У меня опять сжалось сердце, и защипало глаза от подступающих слез. Примерно так я себе это и представляла. Они спорили, и в конце концов Кромвель заставил Бена погубить индиго ради будущей свободы.
– Но Бен опять сказал «нет», – добавил Квош так, словно сам не мог поверить, как такое возможно.
– Что? – растерялась я.
– Бен сказал «нет».
Я накрыла рот ладонью, ошеломленно уставившись на Квоша. Прошло уже много времени с тех пор, но до этой секунды я не сомневалась, что между помощью мне и свободой Бен выбрал именно свободу.
Мне вдруг сделалось дурно, к горлу подкатил ком.
Квош покачал головой, захваченный собственным повествованием:
– Кромвель схватил мешок с известью, Бен хотел отобрать. Мы все испугались, что Бен подерется с белым хозяином. Мы все их видели, все были там, потому что размешивали раствор по очереди. Мы думали, Бена убьют за драку с белым хозяином. Бен большой, сильный, он уложил Кромвеля на землю. Мы боялись – что будет с Беном, если он прикончит белого хозяина? Поэтому оттащили его. Кромвель сказал: «Ладно, порядок…» И Бен дал ему подняться на ноги. Тогда вдруг Кромвель схватил мешок и высыпал в чан. Все было очень быстро.
Рука, которой я прикрывала рот, сделалась мокрой – оказалось, из глаз у меня текут слезы. Вторую руку со стиснутым в кулаке оберегом Бена я прижимала к груди.
Мы стояли так втроем на поле индигоферы несколько долгих минут. Слышно было пение птиц, жужжание насекомых, голоса звучали где-то очень далеко, и раздавались удары железа по камню. С океана цвета индиго примчался ветер, запорхал вокруг нас, потянул меня за юбки куда-то, заметался между листьями. Он ворошил мои волосы, щекотал шею, холодил мокрые щеки.
Наконец я трясущейся рукой привязала оберег Бена к поясу, там же, где обычно висел нож, и вытерла холодные щеки тыльной стороной ладони.
– Мы потеряли слишком много времени, – бросила я Квошу и Того. – Давайте работать. – Подняв с земли нож, я продолжила срезать листья. – Выбирайте только самые хорошие кусты, остальные пусть дозревают и дают семена. Чтобы доказать, что мы можем сделать индиго, много сырья не понадобится.
Погода стояла теплая, и листьям потребовалось всего несколько дней, чтобы перебродить.
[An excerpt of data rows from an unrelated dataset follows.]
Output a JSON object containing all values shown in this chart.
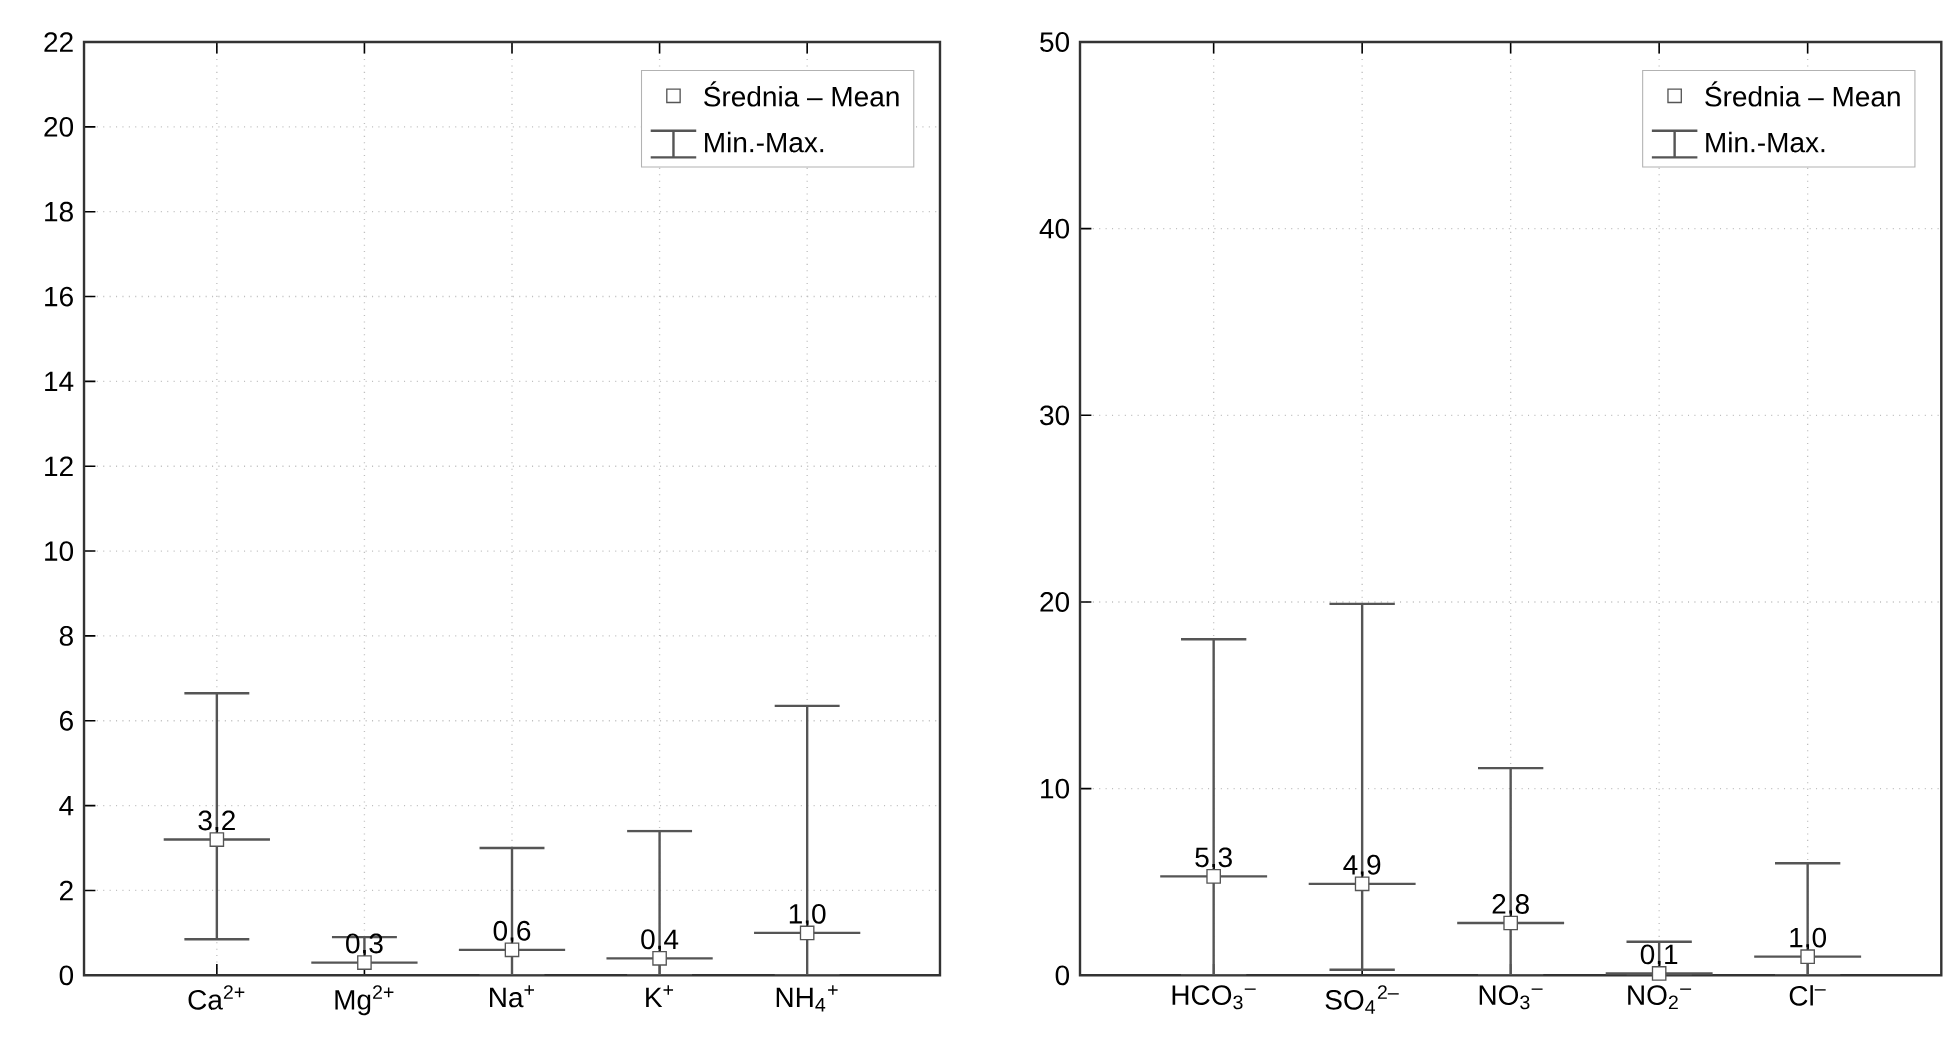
{
  "chart_data": [
    {
      "type": "scatter",
      "categories": [
        "Ca$^{2+}$",
        "Mg$^{2+}$",
        "Na$^{+}$",
        "K$^{+}$",
        "NH$_{4}$$^{+}$"
      ],
      "ylim": [
        0,
        22
      ],
      "yticks": [
        0,
        2,
        4,
        6,
        8,
        10,
        12,
        14,
        16,
        18,
        20,
        22
      ],
      "grid": true,
      "legend": "top right",
      "annotations": [
        "Min.-Max."
      ],
      "series": [
        {
          "name": "Średnia – Mean",
          "color": "#555555",
          "marker": "square",
          "values": [
            3.2,
            0.3,
            0.6,
            0.4,
            1.0
          ],
          "value_labels": [
            "3,2",
            "0,3",
            "0,6",
            "0,4",
            "1,0"
          ],
          "errors": [
            [
              0.85,
              6.65
            ],
            [
              0.3,
              0.9
            ],
            [
              0,
              3.0
            ],
            [
              0,
              3.4
            ],
            [
              0,
              6.35
            ]
          ]
        }
      ]
    },
    {
      "type": "scatter",
      "categories": [
        "HCO$_{3}$$^{–}$",
        "SO$_{4}$$^{2–}$",
        "NO$_{3}$$^{–}$",
        "NO$_{2}$$^{–}$",
        "Cl$^{–}$"
      ],
      "ylim": [
        0,
        50
      ],
      "yticks": [
        0,
        10,
        20,
        30,
        40,
        50
      ],
      "grid": true,
      "legend": "top right",
      "annotations": [
        "Min.-Max."
      ],
      "series": [
        {
          "name": "Średnia – Mean",
          "color": "#555555",
          "marker": "square",
          "values": [
            5.3,
            4.9,
            2.8,
            0.1,
            1.0
          ],
          "value_labels": [
            "5,3",
            "4,9",
            "2,8",
            "0,1",
            "1,0"
          ],
          "errors": [
            [
              0,
              18.0
            ],
            [
              0.3,
              19.9
            ],
            [
              0,
              11.1
            ],
            [
              0,
              1.8
            ],
            [
              0,
              6.0
            ]
          ]
        }
      ]
    }
  ]
}
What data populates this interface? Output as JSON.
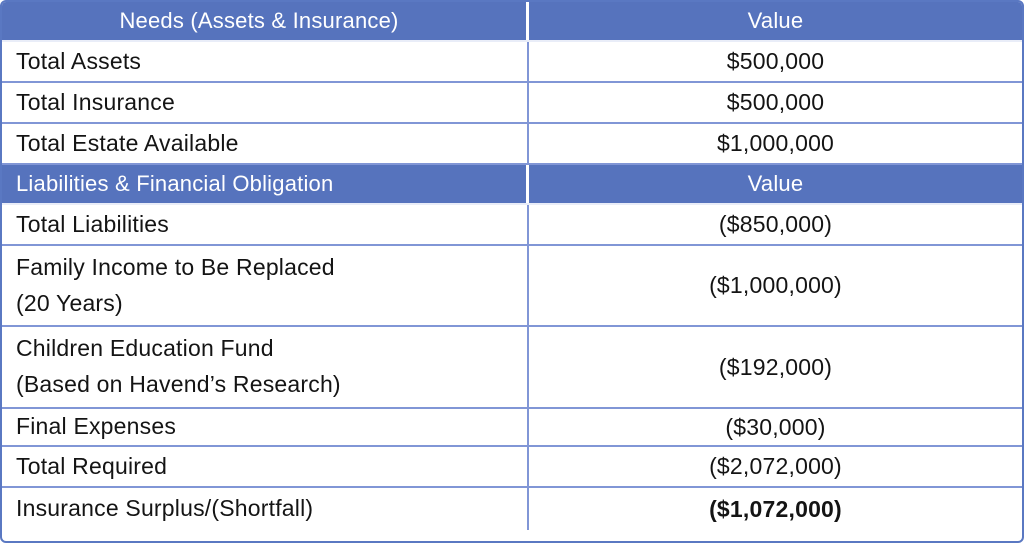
{
  "colors": {
    "header_bg": "#5673bd",
    "header_text": "#ffffff",
    "grid_line": "#8196d6",
    "outer_border": "#5a78c2",
    "body_text": "#141414"
  },
  "rows": [
    {
      "type": "section-header",
      "label": "Needs (Assets & Insurance)",
      "value": "Value"
    },
    {
      "type": "data",
      "label": "Total Assets",
      "value": "$500,000"
    },
    {
      "type": "data",
      "label": "Total Insurance",
      "value": "$500,000"
    },
    {
      "type": "data",
      "label": "Total Estate Available",
      "value": "$1,000,000"
    },
    {
      "type": "section-header",
      "label": "Liabilities & Financial Obligation",
      "value": "Value"
    },
    {
      "type": "data",
      "label": "Total Liabilities",
      "value": "($850,000)"
    },
    {
      "type": "data",
      "label": "Family Income to Be Replaced\n(20 Years)",
      "value": "($1,000,000)"
    },
    {
      "type": "data",
      "label": "Children Education Fund\n(Based on Havend’s Research)",
      "value": "($192,000)"
    },
    {
      "type": "data",
      "label": "Final Expenses",
      "value": "($30,000)"
    },
    {
      "type": "data",
      "label": "Total Required",
      "value": "($2,072,000)"
    },
    {
      "type": "data",
      "label": "Insurance Surplus/(Shortfall)",
      "value": "($1,072,000)",
      "bold_value": true
    }
  ]
}
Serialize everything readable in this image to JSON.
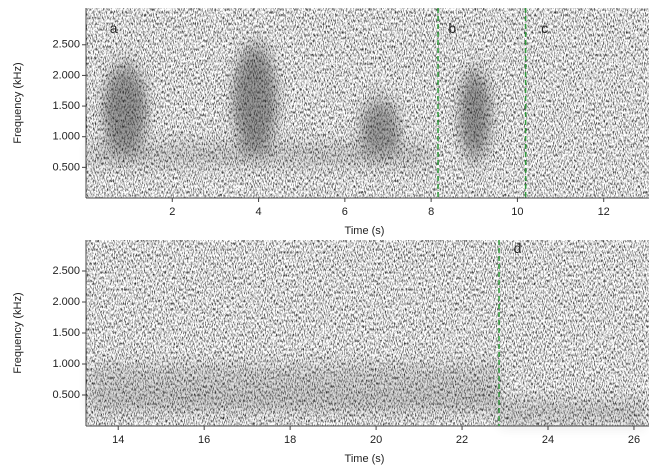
{
  "chart_data": [
    {
      "type": "spectrogram",
      "xlabel": "Time (s)",
      "ylabel": "Frequency (kHz)",
      "xlim": [
        0,
        13.05
      ],
      "xticks": [
        2,
        4,
        6,
        8,
        10,
        12
      ],
      "ylim": [
        0,
        3.1
      ],
      "yticks": [
        {
          "value": 0.5,
          "label": "0.500"
        },
        {
          "value": 1,
          "label": "1.000"
        },
        {
          "value": 1.5,
          "label": "1.500"
        },
        {
          "value": 2,
          "label": "2.000"
        },
        {
          "value": 2.5,
          "label": "2.500"
        }
      ],
      "markers": [
        8.16,
        10.19
      ],
      "marker_color": "#2e9a3a",
      "annotations": [
        {
          "text": "a",
          "x": 0.55,
          "y": 2.75
        },
        {
          "text": "b",
          "x": 8.4,
          "y": 2.75
        },
        {
          "text": "c",
          "x": 10.55,
          "y": 2.75
        }
      ]
    },
    {
      "type": "spectrogram",
      "xlabel": "Time (s)",
      "ylabel": "Frequency (kHz)",
      "xlim": [
        13.25,
        26.35
      ],
      "xticks": [
        14,
        16,
        18,
        20,
        22,
        24,
        26
      ],
      "ylim": [
        0,
        3.0
      ],
      "yticks": [
        {
          "value": 0.5,
          "label": "0.500"
        },
        {
          "value": 1,
          "label": "1.000"
        },
        {
          "value": 1.5,
          "label": "1.500"
        },
        {
          "value": 2,
          "label": "2.000"
        },
        {
          "value": 2.5,
          "label": "2.500"
        }
      ],
      "markers": [
        22.86
      ],
      "marker_color": "#2e9a3a",
      "annotations": [
        {
          "text": "d",
          "x": 23.2,
          "y": 2.85
        }
      ]
    }
  ]
}
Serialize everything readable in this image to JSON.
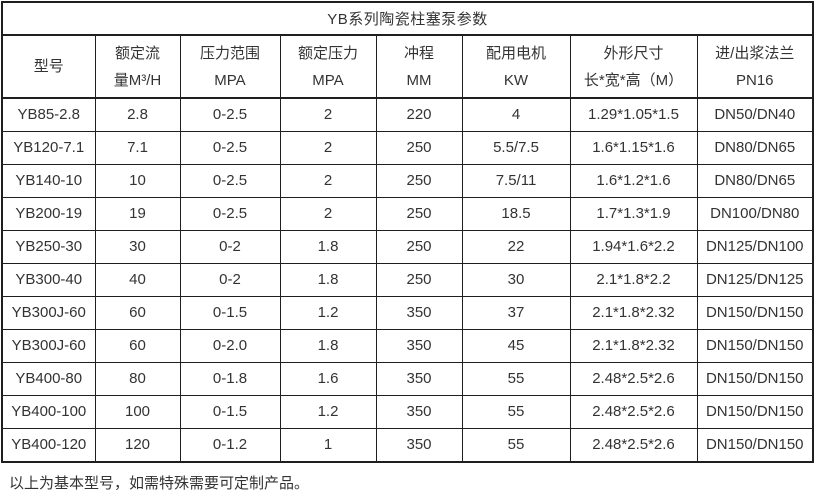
{
  "title": "YB系列陶瓷柱塞泵参数",
  "table": {
    "headers": [
      {
        "line1": "型号",
        "line2": ""
      },
      {
        "line1": "额定流",
        "line2": "量M³/H"
      },
      {
        "line1": "压力范围",
        "line2": "MPA"
      },
      {
        "line1": "额定压力",
        "line2": "MPA"
      },
      {
        "line1": "冲程",
        "line2": "MM"
      },
      {
        "line1": "配用电机",
        "line2": "KW"
      },
      {
        "line1": "外形尺寸",
        "line2": "长*宽*高（M）"
      },
      {
        "line1": "进/出浆法兰",
        "line2": "PN16"
      }
    ],
    "rows": [
      [
        "YB85-2.8",
        "2.8",
        "0-2.5",
        "2",
        "220",
        "4",
        "1.29*1.05*1.5",
        "DN50/DN40"
      ],
      [
        "YB120-7.1",
        "7.1",
        "0-2.5",
        "2",
        "250",
        "5.5/7.5",
        "1.6*1.15*1.6",
        "DN80/DN65"
      ],
      [
        "YB140-10",
        "10",
        "0-2.5",
        "2",
        "250",
        "7.5/11",
        "1.6*1.2*1.6",
        "DN80/DN65"
      ],
      [
        "YB200-19",
        "19",
        "0-2.5",
        "2",
        "250",
        "18.5",
        "1.7*1.3*1.9",
        "DN100/DN80"
      ],
      [
        "YB250-30",
        "30",
        "0-2",
        "1.8",
        "250",
        "22",
        "1.94*1.6*2.2",
        "DN125/DN100"
      ],
      [
        "YB300-40",
        "40",
        "0-2",
        "1.8",
        "250",
        "30",
        "2.1*1.8*2.2",
        "DN125/DN125"
      ],
      [
        "YB300J-60",
        "60",
        "0-1.5",
        "1.2",
        "350",
        "37",
        "2.1*1.8*2.32",
        "DN150/DN150"
      ],
      [
        "YB300J-60",
        "60",
        "0-2.0",
        "1.8",
        "350",
        "45",
        "2.1*1.8*2.32",
        "DN150/DN150"
      ],
      [
        "YB400-80",
        "80",
        "0-1.8",
        "1.6",
        "350",
        "55",
        "2.48*2.5*2.6",
        "DN150/DN150"
      ],
      [
        "YB400-100",
        "100",
        "0-1.5",
        "1.2",
        "350",
        "55",
        "2.48*2.5*2.6",
        "DN150/DN150"
      ],
      [
        "YB400-120",
        "120",
        "0-1.2",
        "1",
        "350",
        "55",
        "2.48*2.5*2.6",
        "DN150/DN150"
      ]
    ]
  },
  "footer_note": "以上为基本型号，如需特殊需要可定制产品。",
  "colors": {
    "text": "#333333",
    "border": "#1f1f1f",
    "background": "#ffffff"
  }
}
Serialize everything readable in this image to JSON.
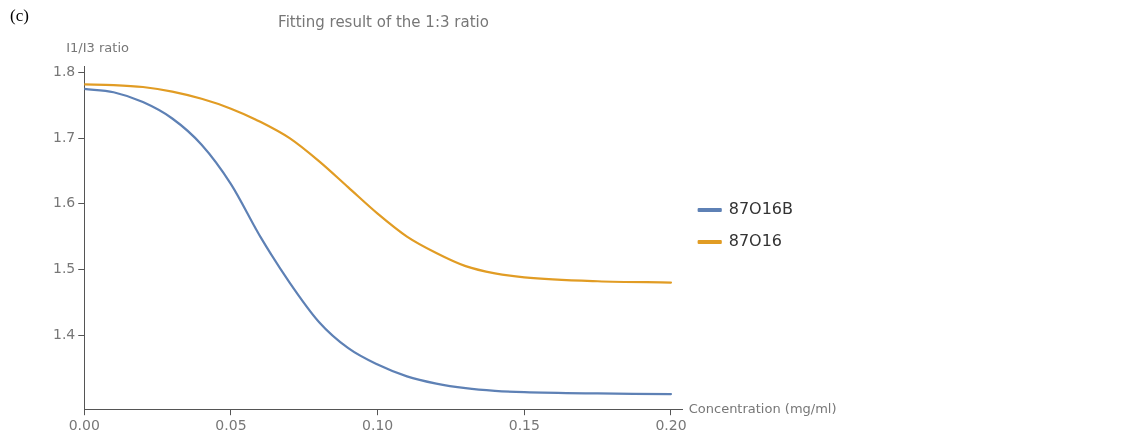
{
  "chart_data": {
    "type": "line",
    "title": "Fitting result of the 1:3 ratio",
    "xlabel": "Concentration (mg/ml)",
    "ylabel": "I1/I3 ratio",
    "annotations": [
      "(c)"
    ],
    "x": [
      0,
      0.01,
      0.02,
      0.03,
      0.04,
      0.05,
      0.06,
      0.07,
      0.08,
      0.09,
      0.1,
      0.11,
      0.12,
      0.13,
      0.14,
      0.15,
      0.175,
      0.2
    ],
    "series": [
      {
        "name": "87O16B",
        "color": "#5e81b5",
        "values": [
          1.775,
          1.77,
          1.755,
          1.73,
          1.69,
          1.63,
          1.55,
          1.48,
          1.42,
          1.38,
          1.355,
          1.337,
          1.326,
          1.319,
          1.315,
          1.313,
          1.311,
          1.31
        ]
      },
      {
        "name": "87O16",
        "color": "#e19c24",
        "values": [
          1.782,
          1.781,
          1.778,
          1.771,
          1.76,
          1.745,
          1.725,
          1.7,
          1.665,
          1.625,
          1.585,
          1.55,
          1.525,
          1.505,
          1.494,
          1.488,
          1.482,
          1.48
        ]
      }
    ],
    "xlim": [
      0,
      0.204
    ],
    "ylim": [
      1.287,
      1.81
    ],
    "xticks": [
      {
        "value": 0,
        "label": "0.00"
      },
      {
        "value": 0.05,
        "label": "0.05"
      },
      {
        "value": 0.1,
        "label": "0.10"
      },
      {
        "value": 0.15,
        "label": "0.15"
      },
      {
        "value": 0.2,
        "label": "0.20"
      }
    ],
    "yticks": [
      1.4,
      1.5,
      1.6,
      1.7,
      1.8
    ],
    "grid": false,
    "legend": "right",
    "marker": "none",
    "line_style": "solid"
  }
}
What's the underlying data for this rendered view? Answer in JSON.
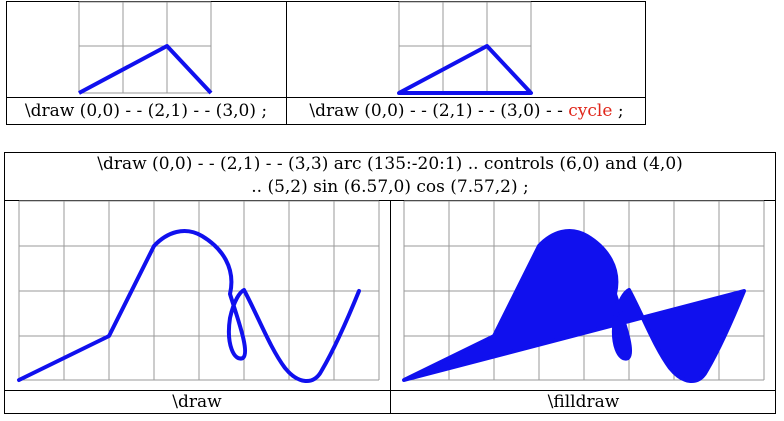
{
  "top_table": {
    "left_caption": "\\draw (0,0) - - (2,1) - - (3,0) ;",
    "right_caption_prefix": "\\draw (0,0) - - (2,1) - - (3,0) - -",
    "right_caption_keyword": "cycle",
    "right_caption_suffix": ";",
    "keyword_color": "#e0261a"
  },
  "bottom_table": {
    "header_line1": "\\draw (0,0) - - (2,1) - - (3,3) arc (135:-20:1) .. controls (6,0) and (4,0)",
    "header_line2": ".. (5,2) sin (6.57,0) cos (7.57,2) ;",
    "left_caption": "\\draw",
    "right_caption": "\\filldraw"
  },
  "colors": {
    "path": "#1010ee",
    "grid": "#9a9a9a"
  }
}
Я стащила из обеденного зала хрустальный бокал, не обратив внимания на протесты маменьки, и зачерпывала им воду и листья из чана с индигоферой каждый час ежедневно, с утра до поздней ночи, а потом рассматривала ее на свет, поднимая к небу или к фонарю. Я и сама не знала, какие изменения хотела увидеть в бокале, помнила лишь слова Бена о том, что листья должны отдать свой «дар». И в тот миг, когда в воде появилось колеблющееся перышко синевы, похожее на тончайшую струйку дыма, у меня перехватило дыхание. Решив, что мне это померещилось из-за преломления света в гранях хрусталя, я поспешно вылила воду с листьями обратно в чан, зачерпнула еще раз и снова поднесла бокал к глазам. В следующую секунду я уже так вопила, призывая Квоша, что на мой крик сбежались все, кто был поблизости. Вскоре люди собрались вокруг чана, а я стояла на приставленной к нему лестнице и держала в поднятой руке хрустальный бокал, как священный символ на какой-нибудь религиозной церемонии.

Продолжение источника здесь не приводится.